Felipe não dá muitos detalhes sobre a história do seu amigo, pois está produzindo um livro sobre isso e não quer estragar a surpresa. Mas, quando embarcou em sua grande aventura, sem amarras que o segurassem, estabeleceu outro objetivo: entrevistar e entrevistar as crianças que encontrasse pelo caminho, numa espécie de busca pela fonte da juventude.
“Esse amigo resolveu abandonar o convívio conosco pra se isolar num lugar incomunicável, o que, a meu ver, foi um sinal de que ele era mais um que cedia à passagem do tempo e deixava ideais da infância pra trás.
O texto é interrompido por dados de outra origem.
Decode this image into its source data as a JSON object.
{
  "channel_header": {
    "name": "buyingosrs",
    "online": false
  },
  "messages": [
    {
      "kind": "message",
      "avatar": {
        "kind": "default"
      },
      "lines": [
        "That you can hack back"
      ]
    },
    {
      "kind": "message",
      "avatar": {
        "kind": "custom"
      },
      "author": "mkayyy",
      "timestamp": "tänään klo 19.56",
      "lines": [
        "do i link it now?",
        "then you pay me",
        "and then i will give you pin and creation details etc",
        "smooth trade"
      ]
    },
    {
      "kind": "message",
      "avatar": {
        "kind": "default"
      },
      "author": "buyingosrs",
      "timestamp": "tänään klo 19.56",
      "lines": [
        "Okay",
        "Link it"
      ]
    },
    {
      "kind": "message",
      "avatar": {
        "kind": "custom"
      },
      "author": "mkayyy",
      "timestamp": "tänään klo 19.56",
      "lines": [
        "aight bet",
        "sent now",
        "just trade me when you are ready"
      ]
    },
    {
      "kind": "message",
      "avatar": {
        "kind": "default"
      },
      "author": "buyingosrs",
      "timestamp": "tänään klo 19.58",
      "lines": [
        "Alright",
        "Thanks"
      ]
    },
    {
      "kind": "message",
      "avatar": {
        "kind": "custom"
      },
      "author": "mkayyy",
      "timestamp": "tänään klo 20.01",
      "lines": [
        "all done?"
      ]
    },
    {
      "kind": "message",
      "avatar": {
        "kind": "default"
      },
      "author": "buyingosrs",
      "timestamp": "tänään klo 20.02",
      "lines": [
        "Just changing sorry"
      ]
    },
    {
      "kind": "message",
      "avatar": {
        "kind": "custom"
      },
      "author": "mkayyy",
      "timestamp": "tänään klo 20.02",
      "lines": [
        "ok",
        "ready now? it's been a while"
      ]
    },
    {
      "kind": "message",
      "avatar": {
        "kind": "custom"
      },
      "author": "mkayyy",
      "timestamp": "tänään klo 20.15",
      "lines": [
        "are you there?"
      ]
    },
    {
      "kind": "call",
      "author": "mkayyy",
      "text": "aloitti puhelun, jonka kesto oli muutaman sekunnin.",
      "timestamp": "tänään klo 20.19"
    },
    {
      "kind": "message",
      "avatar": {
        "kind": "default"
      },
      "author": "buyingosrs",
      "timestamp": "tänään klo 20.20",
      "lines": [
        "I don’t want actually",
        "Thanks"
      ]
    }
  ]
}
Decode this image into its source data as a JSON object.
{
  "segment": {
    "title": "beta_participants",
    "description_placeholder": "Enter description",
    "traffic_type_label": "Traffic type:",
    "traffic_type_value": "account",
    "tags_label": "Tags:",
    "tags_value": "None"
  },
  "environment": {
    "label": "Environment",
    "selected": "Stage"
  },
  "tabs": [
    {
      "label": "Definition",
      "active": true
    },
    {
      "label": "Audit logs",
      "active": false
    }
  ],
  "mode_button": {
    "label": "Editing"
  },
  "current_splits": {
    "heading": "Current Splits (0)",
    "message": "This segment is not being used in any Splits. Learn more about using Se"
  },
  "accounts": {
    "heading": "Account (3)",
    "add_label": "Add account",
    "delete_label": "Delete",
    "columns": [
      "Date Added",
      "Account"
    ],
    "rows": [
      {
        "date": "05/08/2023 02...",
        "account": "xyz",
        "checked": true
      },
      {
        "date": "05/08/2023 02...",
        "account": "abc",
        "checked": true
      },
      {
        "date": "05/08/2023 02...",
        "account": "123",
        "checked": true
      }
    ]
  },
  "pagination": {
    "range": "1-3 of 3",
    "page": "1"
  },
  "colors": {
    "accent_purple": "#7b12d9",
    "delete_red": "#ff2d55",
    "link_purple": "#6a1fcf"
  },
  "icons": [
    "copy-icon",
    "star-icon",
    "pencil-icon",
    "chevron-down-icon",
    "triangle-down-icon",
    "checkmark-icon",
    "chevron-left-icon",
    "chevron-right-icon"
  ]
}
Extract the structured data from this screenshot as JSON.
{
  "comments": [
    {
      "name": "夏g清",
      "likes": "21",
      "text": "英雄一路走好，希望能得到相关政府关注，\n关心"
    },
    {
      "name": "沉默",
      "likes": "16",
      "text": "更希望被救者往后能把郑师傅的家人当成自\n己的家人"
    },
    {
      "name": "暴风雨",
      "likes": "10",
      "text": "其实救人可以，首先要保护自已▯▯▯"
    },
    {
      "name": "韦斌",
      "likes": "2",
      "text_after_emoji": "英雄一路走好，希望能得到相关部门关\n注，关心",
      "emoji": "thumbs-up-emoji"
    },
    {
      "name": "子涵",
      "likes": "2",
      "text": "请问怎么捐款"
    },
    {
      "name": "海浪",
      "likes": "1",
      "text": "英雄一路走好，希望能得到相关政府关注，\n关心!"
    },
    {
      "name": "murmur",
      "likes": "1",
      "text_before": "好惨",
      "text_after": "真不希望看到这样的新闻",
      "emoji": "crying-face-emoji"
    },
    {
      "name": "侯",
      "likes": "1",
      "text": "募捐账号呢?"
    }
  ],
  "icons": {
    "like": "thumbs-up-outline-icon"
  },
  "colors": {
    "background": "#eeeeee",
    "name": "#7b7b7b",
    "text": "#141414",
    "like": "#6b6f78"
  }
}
O choque foi o que me abriu os olhos: peraí, não bastava viajar por aí, eu precisava ir atrás da juventude em sua fonte (as crianças) e trazer pro meu amigo e pra quem quisesse ouvir a história, um pouco do que elas tinham a ensinar!”
Filho de artista plástico, com interesse por história da arte, Felipe já fotografa faz uns quatro anos. “Já usei muita DSLR, principalmente em estúdio ou sessões externas, e volta e meia empresto dos amigos. Mas ‘registrada no meu nome’ só tenho uma micro quatro terços, pequena. E não tenho um iPhone!” A câmera, no caso, uma Fuji X-100, o acompanhou na viagem.
Tão úteis quanto ela, foram os malabares que Felipe carregou consigo. Não que realmente precisasse, pois crianças são receptivas em qualquer lugar, conforme constatou. Mas serviam para quebrar o gelo. Por princípio, o viajante não forçava a barra, principalmente em função dos diferentes costumes. “Em algumas tribos animistas, no sul do Laos”, ele exemplifica, “existia aquele receio de que a câmera fosse prejudicial. Na região do Tibete também topei com esse receio, muitas vezes, quando pais corriam pra proteger suas crianças daquele objeto desconhecido (a câmera). Os pequenos, como sempre, morriam de curiosidade!”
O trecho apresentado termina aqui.